Concourt rules in favour of pair found guilty of issuing threats
The constitutional court on Tuesday declared that two sections of the Intimidation Act of 1982 were unconstitutional and invalid.
Section 1(1)b of the act criminalised any speech or conduct which created a subjective fear in any person, regardless of whether the conduct or speech in question was intended to create fear.
Section 1(2) provided that a person charged under Section 1 would have to prove there existed a lawful reason for their conduct.
The matter arose from two cases, in which two people were charged under these sections.
A community activist from Germiston, Gen Alfred Moyo, was charged after a complaint by the station commander of Primrose police station, Lt-Col Thembi Nkhwashu, and her assistant in 2012.

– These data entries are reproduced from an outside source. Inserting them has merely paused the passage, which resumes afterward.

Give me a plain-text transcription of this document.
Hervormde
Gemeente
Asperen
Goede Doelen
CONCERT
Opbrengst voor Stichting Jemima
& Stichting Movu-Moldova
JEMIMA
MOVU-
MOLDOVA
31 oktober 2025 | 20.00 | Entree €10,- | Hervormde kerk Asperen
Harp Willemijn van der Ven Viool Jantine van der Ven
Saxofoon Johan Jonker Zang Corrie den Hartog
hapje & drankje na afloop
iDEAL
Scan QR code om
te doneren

The charge, in terms of the act, was that Moyo made statements to the effect that he would make sure the commander and her assistant were removed and that they would not last long at Primrose, and threatened to repeat what happened at Marikana in 2012.
In another case, EFF MP Nokulunga Sonti was charged under the same sections after a number of “threatening” text messages were sent and telephone calls made to a complainant in a criminal matter..
Before they were due to go on trial, Moyo and Sonti challenged the constitutionality of the sections.
The high court in Pretoria dismissed both applications. It found that section 1(1)(b) infringed the right to freedom of expression, but that the infringement was reasonable and justifiable.
The high court also found that though section 1(2) infringed a number of fair-trial rights, the infringement was justifiable as the state would otherwise be unable to secure a competent conviction.
Last year, the Supreme Court of Appeal found that section 1(1)(b) did not infringe the right to freedom of expression.
However, the SCA found that section 1(2) was constitutionally invalid as it created a burden on the accused to prove his innocence.
Sonti and Moyo applied to the constitutional court for an order to confirm the declaration that section 1(2) was unconstitutional. They also applied for leave to appeal against the finding by the SCA that section 1(1)(b) was lawful.
In a unanimous judgment, acting judge Aubrey Ledwaba found that section 1(1)(b) was unconstitutional as it unjustifiably limited the right to freedom of expression.
Regarding section 1(2), Ledwaba confirmed the declaration of invalidity made by the SCA.
He said the section absolved the state from proving all the elements of the crime created in section 1 of the act.
“This is an obvious and impermissible infringement of the right to be presumed innocent, to remain silent and not to be compelled to give self-incriminating evidence, as enshrined in ... the constitution.
“For at least the past century, our law has recognised that no one can be compelled to give evidence incriminating him or herself,” Ledwaba said.
Moyo, who was in court, welcomed the judgment.
“I am a quite relieved. It is not only me who gets this kind of relief. It is most activists who are falling victim to apartheid-informed laws that are still are being used in this democratic era,” he said.